Fonte:
SECOM/PMFS
Fotos:
Cau Preto - SECOM/PMFS
Um Lancer Mitsubishi 7, pilotado pelo soteropolitano José ‘Bell’
Eduardo, com 264Km/h, registrou a maior velocidade do Burnout realizado neste
domingo, na pista do Aeroporto João Durval Carneiro. Ficou com o Trofeu The
Fast (O Rápido – com toda razão). Voou nos 800 metros de pista – ou ½ milha
terrestre.
As disputas
acontecem em quatro categorias: aspirado, turbo 4, 6 e 8. A organização estuda
a possibilidade de que outros eventos semelhantes sejam realizados em Feira de
Santana no segundo semestre. A maior velocidade já atingida foi em janeiro, em
Feira, com 283 hm/h.
É alto
tudo que é relacionado aos motores onde o acelerador é quem comanda centenas de
cavalos altamente ariscos sob os capôs: giro alto, alto desempenho, alta
velocidade, o ronco é dos mais altos. E adrenalina alta de quem está ao volante
destes supercarros. Quem os vê na pista também tem o nível deste hormônio
aumentada.
Cerca de 40
destes automóveis cujas raias dos pneus agem como digitais de qualidade –
mercedes, audis, porches, nissans, audis, mustangs, participaram do Burnout
(numa tradução livre é aquele momento no qual o piloto acelera fundo para que
os pneus produzam fumaça), neste domingo, 19, no Aeroporto João Durval
Carneiro.
O evento, que
atraiu motoristas de várias cidades e de Sergipe e Goiás, aconteceu pela
primeira vez aberto ao público na cidade.
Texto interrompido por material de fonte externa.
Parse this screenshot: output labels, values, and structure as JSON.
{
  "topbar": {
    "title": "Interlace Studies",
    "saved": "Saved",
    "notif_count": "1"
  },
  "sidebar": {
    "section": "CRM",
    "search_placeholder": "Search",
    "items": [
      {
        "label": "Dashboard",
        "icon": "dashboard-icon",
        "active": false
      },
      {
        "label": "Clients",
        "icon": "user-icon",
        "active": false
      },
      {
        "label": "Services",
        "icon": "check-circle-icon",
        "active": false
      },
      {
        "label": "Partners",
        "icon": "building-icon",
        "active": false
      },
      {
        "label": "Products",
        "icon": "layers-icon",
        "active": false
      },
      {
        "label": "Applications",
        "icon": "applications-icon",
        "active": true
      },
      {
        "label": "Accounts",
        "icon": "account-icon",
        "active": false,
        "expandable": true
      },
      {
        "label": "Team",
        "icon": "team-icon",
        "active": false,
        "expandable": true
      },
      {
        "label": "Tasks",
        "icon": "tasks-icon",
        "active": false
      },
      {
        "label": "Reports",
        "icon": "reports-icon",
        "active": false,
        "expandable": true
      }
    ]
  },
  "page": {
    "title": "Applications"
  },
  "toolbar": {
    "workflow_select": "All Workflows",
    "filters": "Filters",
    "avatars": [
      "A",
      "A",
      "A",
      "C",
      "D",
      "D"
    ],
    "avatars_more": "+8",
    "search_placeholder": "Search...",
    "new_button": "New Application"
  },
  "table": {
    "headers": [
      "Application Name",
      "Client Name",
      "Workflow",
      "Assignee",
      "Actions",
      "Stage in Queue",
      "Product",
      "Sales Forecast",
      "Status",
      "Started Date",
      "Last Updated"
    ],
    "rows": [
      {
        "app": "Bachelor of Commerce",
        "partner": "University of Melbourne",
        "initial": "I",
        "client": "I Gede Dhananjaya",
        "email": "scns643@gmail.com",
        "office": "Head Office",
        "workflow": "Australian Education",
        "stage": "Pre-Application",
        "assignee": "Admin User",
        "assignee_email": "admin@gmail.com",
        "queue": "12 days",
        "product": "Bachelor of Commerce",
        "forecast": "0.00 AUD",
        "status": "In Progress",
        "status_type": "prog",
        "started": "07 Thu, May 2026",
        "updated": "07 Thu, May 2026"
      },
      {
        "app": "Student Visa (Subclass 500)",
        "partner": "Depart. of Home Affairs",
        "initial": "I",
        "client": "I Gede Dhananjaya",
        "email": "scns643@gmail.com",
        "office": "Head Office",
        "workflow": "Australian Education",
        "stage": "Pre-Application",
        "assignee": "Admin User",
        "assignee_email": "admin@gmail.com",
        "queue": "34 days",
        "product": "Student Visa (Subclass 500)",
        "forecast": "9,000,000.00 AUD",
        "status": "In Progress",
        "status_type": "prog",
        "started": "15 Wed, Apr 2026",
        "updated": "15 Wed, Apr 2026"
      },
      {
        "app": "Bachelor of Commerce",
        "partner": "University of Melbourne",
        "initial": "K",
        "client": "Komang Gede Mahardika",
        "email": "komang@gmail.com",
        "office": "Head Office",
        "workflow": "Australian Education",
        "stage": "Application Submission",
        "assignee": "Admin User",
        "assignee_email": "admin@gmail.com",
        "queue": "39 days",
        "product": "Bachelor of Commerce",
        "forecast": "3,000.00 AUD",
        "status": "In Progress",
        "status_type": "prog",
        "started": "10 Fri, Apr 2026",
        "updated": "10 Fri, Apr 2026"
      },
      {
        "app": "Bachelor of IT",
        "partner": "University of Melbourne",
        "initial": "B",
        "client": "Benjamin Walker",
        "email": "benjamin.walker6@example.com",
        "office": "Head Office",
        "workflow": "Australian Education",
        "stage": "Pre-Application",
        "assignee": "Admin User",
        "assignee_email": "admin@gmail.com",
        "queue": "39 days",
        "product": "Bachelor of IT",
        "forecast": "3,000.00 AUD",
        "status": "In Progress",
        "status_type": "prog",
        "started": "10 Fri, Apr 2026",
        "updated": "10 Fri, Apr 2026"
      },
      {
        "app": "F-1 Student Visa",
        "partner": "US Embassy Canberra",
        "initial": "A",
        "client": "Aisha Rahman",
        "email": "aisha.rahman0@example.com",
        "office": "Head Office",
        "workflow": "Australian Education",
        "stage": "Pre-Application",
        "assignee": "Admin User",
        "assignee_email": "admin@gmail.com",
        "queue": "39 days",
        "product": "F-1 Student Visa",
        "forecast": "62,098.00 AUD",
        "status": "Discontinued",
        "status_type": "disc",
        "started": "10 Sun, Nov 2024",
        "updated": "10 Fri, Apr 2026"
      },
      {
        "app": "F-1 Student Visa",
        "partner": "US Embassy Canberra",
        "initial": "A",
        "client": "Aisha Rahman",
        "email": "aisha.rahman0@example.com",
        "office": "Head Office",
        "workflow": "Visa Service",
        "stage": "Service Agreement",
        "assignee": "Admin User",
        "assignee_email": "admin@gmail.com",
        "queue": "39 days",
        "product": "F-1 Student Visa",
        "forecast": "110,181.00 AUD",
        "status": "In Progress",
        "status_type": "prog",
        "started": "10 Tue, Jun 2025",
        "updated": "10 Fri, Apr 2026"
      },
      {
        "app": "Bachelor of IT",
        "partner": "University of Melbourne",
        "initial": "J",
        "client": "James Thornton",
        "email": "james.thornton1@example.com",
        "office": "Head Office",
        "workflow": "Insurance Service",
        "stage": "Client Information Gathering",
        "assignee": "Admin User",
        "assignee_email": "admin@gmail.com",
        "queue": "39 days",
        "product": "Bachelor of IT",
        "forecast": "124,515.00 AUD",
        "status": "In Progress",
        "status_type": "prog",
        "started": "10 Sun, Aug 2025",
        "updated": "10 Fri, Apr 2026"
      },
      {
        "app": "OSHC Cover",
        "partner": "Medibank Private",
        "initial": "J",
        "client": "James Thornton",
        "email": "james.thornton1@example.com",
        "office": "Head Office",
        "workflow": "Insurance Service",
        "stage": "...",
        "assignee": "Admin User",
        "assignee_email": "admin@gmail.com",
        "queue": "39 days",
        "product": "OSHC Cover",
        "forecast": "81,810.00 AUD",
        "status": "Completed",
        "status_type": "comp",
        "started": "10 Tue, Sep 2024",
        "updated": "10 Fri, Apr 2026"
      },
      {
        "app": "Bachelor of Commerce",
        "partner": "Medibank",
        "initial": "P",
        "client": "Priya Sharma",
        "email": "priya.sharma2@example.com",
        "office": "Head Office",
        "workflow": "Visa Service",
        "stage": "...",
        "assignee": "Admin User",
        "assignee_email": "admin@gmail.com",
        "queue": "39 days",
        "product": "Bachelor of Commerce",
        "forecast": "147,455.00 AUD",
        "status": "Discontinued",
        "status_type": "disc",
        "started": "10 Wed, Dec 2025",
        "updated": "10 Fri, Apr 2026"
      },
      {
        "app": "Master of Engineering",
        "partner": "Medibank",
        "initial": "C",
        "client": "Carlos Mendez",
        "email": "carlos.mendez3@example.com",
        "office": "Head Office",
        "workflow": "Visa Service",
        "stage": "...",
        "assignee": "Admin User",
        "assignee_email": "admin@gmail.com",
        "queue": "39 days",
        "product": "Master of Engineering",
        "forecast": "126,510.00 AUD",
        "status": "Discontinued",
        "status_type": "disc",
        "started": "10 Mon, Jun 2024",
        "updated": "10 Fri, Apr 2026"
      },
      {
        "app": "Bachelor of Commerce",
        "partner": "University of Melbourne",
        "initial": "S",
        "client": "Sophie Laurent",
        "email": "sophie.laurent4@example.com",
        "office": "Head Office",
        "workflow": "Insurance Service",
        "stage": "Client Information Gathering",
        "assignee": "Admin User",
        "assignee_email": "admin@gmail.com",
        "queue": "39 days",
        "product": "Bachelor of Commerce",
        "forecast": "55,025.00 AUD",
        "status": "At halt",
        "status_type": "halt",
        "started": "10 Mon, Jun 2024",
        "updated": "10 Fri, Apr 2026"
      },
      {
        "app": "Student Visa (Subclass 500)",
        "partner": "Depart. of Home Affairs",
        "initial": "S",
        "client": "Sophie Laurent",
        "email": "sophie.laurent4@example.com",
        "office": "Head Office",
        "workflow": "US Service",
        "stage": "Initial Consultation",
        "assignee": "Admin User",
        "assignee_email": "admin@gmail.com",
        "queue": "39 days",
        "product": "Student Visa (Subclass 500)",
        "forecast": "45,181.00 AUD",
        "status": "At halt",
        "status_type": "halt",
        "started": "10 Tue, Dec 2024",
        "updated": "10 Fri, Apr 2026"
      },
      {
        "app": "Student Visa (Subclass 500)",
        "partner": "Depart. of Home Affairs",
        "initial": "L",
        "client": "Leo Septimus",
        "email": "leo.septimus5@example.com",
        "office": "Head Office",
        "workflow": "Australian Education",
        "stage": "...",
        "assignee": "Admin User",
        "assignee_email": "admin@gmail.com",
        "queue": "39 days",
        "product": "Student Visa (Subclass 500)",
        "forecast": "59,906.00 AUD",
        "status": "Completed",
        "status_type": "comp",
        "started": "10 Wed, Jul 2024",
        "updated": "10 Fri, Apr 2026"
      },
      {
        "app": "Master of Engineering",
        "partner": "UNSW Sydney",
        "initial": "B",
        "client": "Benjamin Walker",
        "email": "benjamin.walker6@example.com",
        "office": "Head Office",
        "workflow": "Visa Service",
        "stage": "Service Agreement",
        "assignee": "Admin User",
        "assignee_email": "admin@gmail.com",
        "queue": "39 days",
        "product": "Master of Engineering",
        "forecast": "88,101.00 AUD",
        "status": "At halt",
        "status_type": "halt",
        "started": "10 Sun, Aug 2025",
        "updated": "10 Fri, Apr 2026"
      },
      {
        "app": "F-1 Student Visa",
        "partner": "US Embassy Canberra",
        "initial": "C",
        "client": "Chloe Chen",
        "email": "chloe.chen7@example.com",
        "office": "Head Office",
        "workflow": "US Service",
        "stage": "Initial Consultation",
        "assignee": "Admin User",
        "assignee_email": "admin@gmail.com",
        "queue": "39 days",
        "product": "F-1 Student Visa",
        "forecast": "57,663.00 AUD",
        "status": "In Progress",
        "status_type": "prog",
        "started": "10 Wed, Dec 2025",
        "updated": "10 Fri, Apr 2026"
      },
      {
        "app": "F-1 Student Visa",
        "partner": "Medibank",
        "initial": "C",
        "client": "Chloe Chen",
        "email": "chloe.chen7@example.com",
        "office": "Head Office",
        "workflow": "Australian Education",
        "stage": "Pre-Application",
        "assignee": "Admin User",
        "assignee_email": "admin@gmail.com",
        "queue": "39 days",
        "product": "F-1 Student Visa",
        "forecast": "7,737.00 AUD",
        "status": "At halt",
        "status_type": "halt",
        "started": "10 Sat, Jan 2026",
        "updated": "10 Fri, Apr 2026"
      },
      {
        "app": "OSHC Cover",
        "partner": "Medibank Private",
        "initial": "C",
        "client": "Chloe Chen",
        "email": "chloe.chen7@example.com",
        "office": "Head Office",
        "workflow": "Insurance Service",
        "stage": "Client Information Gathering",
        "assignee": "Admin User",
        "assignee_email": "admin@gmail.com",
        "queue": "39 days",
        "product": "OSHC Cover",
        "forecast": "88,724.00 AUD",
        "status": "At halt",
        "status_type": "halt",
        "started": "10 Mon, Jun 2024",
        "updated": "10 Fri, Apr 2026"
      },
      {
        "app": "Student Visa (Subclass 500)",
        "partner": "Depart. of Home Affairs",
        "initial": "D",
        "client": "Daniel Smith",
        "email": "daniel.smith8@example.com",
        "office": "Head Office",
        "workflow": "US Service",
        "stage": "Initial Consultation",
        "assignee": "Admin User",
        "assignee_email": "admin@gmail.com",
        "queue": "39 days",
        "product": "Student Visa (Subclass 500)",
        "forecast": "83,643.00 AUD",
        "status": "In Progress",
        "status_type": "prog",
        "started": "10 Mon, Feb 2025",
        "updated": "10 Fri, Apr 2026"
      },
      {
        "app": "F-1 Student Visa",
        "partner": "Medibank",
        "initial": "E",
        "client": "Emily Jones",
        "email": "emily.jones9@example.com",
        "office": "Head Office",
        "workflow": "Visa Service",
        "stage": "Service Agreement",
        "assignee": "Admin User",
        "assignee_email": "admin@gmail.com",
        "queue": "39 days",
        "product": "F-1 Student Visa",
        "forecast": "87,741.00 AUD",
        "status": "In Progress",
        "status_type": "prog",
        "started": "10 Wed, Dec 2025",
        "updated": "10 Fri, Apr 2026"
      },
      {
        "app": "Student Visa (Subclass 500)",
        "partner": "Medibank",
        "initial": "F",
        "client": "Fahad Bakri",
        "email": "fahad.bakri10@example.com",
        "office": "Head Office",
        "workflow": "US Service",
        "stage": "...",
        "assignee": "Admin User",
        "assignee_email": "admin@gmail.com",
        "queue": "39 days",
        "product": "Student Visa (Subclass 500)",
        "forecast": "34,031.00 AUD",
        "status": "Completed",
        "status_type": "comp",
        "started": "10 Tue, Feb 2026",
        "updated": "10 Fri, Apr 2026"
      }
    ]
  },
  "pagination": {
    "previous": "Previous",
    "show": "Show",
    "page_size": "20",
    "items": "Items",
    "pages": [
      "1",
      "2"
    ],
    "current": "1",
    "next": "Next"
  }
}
Em janeiro, disse Breno Gravatá, um
dos organizadores, foi realizada a primeira edição, mas sem a participação do
público.
Emoção não
faltou na pista. Fácil, fácil o conjunto – carro e piloto, alcançou 200
quilômetros por hora. “E a minha meta é aumentar ainda mais a velocidade”,
afirmou confiante o campeão desta edição. “Na prova anterior atingi 240
quilômetros. Mas com foi com outro carro. Nas próximas vamos passar dos 270 por
hora”.
A corrida não
é competitiva, nem quilômetro de arranque, explica Breno Gravatá, mesmo que às
vezes entrem em dupla na pista. “É uma corrida onde o piloto quer tirar o
melhor do seu carro, tirar dele a maior velocidade possível, e não vencer quem
está correndo ao seu lado”. Quem está acelerando a frente ou ao lado não
incomoda.
Ter o desejo
de acelerar fundo uma máquina potente não é o suficiente para entrar na pista.
Tem que ser autorizado pela CBA (Confederação Brasileira de Automobilismo), não
ter bebido álcool. “Todos sabem que estão correndo num local com aparato de
segurança e todos devidamente segurados”.
Ao volante de
um modelo audi TT, Cloves Andrade disse que a adrenalina corre solta nas veias
quando está na pista. “É o local adequado para este tipo de corrida, porque é
seguro e homologado pela Confederação Brasileira de Automobilismo”.